L’arrestation du capitaine Ousmane Conte, ami et protecteur de longue date de Dadis (qui s’assemblent, se ressemblent, dit-on) ne signifie rien devant tous les crimes commis par son père et leur famille. Surtout, il ne faut pas se hâter d’apprécier car Ousmane n’est pas encore condamné.
« Parlant de l’arrivée du capitaine Moussa Dadis Camara au pouvoir, Henriette Conté a estimé que le nouvel homme fort du pays avait des relations privilégiées avec le Général Lansana Conté. « Ils avaient de très bonnes relations. Il (Ndlr : Le capitaine Moussa Dadis Camara) est comme un enfant qui prend l’héritage de son père », (www.africaguinee.com du 9 février 2009).
Le capitaine Dadis ne peut inspirer confiance tant qu’il continue de protéger les principaux criminels que sont ses amis Conté. Il ne faut pas s’attendre à une meilleure méthode de gouvernement par rapport à la 2eme république, dans la mesure où, comme feu son père adoptif, Dadis aime humilier les membres de son gouvernements et nourrit une haine viscérale pour les intellectuels et comme lui, il fait faire croire que lui seul est patriote. Il vous souviendra comment feu le général Conté avait tenté d’instruire l’ex ministre de la justice Mr Bassirou Barry en 1987 sur la profession de magistrat.

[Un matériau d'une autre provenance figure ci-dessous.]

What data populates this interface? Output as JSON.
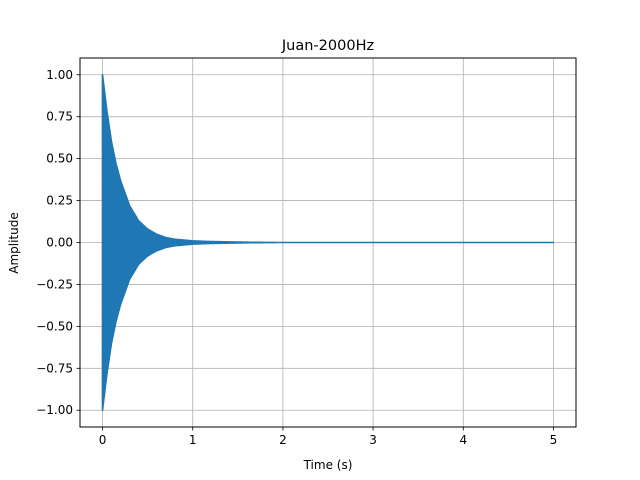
{
  "chart_data": {
    "type": "line",
    "title": "Juan-2000Hz",
    "xlabel": "Time (s)",
    "ylabel": "Amplitude",
    "xlim": [
      -0.25,
      5.25
    ],
    "ylim": [
      -1.1,
      1.1
    ],
    "x_ticks": [
      0,
      1,
      2,
      3,
      4,
      5
    ],
    "x_tick_labels": [
      "0",
      "1",
      "2",
      "3",
      "4",
      "5"
    ],
    "y_ticks": [
      -1.0,
      -0.75,
      -0.5,
      -0.25,
      0.0,
      0.25,
      0.5,
      0.75,
      1.0
    ],
    "y_tick_labels": [
      "−1.00",
      "−0.75",
      "−0.50",
      "−0.25",
      "0.00",
      "0.25",
      "0.50",
      "0.75",
      "1.00"
    ],
    "grid": true,
    "legend": "none",
    "series": [
      {
        "color": "#1f77b4",
        "frequency_hz": 2000,
        "duration_s": 5.0,
        "peak_amplitude": 1.0,
        "envelope_x": [
          0,
          0.05,
          0.1,
          0.15,
          0.2,
          0.3,
          0.4,
          0.5,
          0.6,
          0.7,
          0.8,
          1.0,
          1.2,
          1.4,
          1.6,
          2.0,
          3.0,
          4.0,
          5.0
        ],
        "envelope_y": [
          1.0,
          0.78,
          0.6,
          0.47,
          0.37,
          0.22,
          0.13,
          0.08,
          0.05,
          0.03,
          0.02,
          0.01,
          0.006,
          0.004,
          0.002,
          0.0,
          0.0,
          0.0,
          0.0
        ]
      }
    ]
  }
}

Une différence entre les deux: Conté était prudent et laissait faire tant que ses intérêts n’étaient pas menacés alors que Dadis est impulsif et inconsistant et aime faire la vedette dans toutes les circonstances. Son style est marque par des improvisations et la vulgarité comme sous Sékou Touré. Ses limites sur les plans intellectuel et professionnel constituent une source sérieuse d’inquiétude pour la nation. Au lieu de laisser le premier ministre qui est un technocrate dont l’expérience n’est plus à démontrer, il concentre tous les postes stratégiques dans ses mains alors comme on l’a vu dans le feuilleton avec les anciens ministres, il est loin de comprendre les affaires gouvernementales. Il a été facilement séduit et impressionné par la façon dont ces derniers ont manipulé la langue de Molière ainsi que par leurs justifications. Il semble n’avoir confiance en personne et veut diriger l’Etat comme il gérait les carburants de l’armée.